Nightmare on Elm Street 2
A Nightmare on Elm Street 2: Freddy's Revenge is certainly one of the stranger mainstream horror sequels ever produced. The film saw the departure of Wes Craven from the franchise, and his departure is noticeable. The film succeeded financially on the coattails of its predecessor, but it had a mixed critical reception. Nightmare 2 departs significantly from the first film in a number of ways, namely in that it focuses on a single character - Jesse Walsh. The film is essentially a character study or psychological profile of Jesse, who is being forced by Freddy to kill for him. The film also makes a significant departure from the portrayal of Freddy in the first film. In this film, he has much more dialogue. He is also physically present as a threat in a much more tangible way than he was in the first film.

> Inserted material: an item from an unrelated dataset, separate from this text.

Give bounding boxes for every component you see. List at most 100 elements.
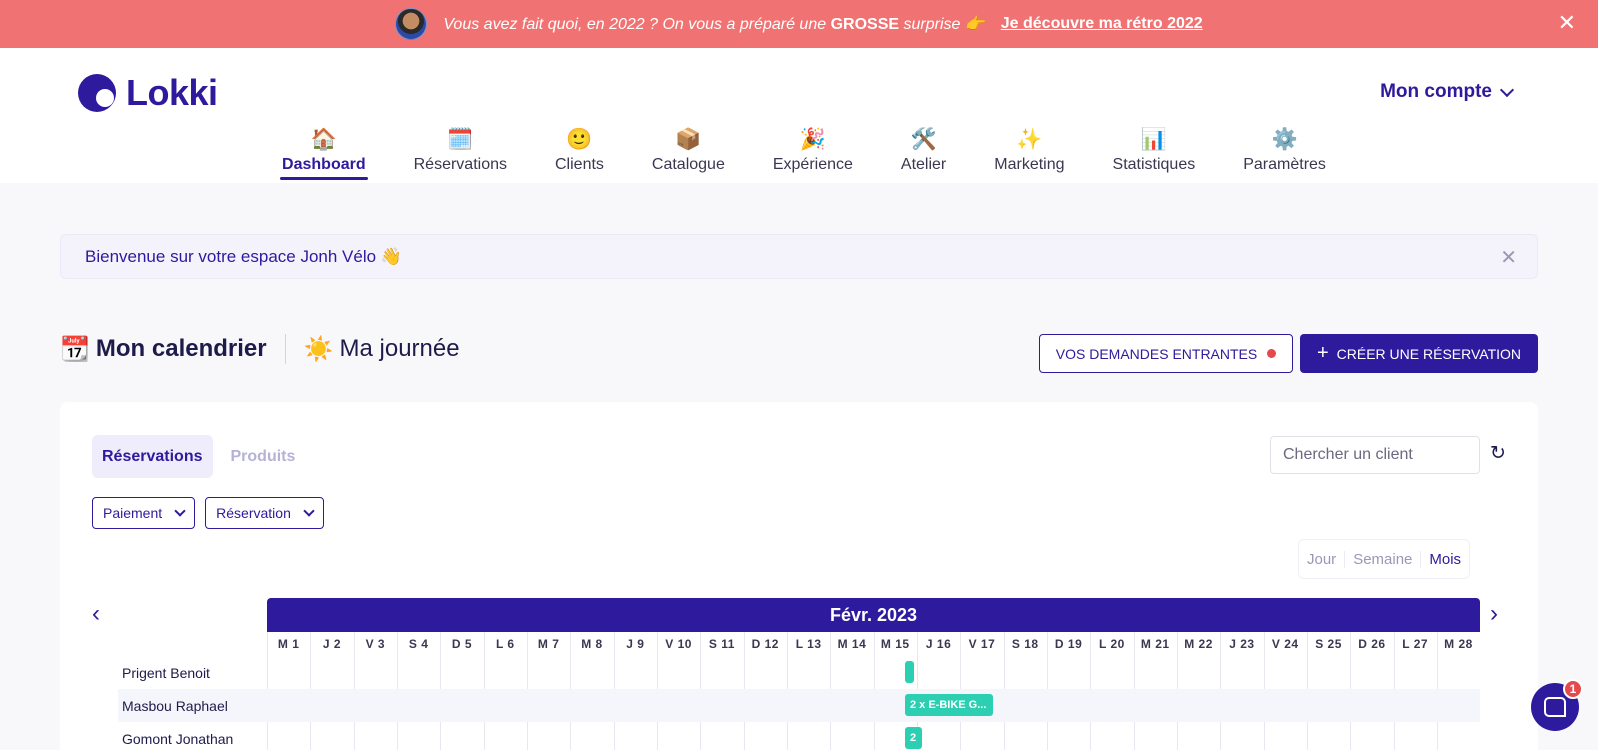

It would be remiss not to mention the gay subtext of the film, something that has become very well known in cult film circles since the film's release. There are also many academic articles about this subject. Screenwriter insisted for many years that there was no gay subtext in his script, and that it was manifested by the casting choice of Jesse Walsh (who is himself gay). Rightly many people realized this was ridiculous, and later on Chaskin admitted the gay themes in the film are intentional. The entire film can essentially be read as Jesse's grappling with his sexuality - even Freddy's involvement with him has sexual overtones (at one point Jesse gives birth to Freddy through his stomach in a take on the Alien chest-burster scene).

Nightmare 2 is a weird and entertaining curio that exceeds because of this weirdness. While the pool party finale is a bit underwhelming, the film still deserves to be revisited.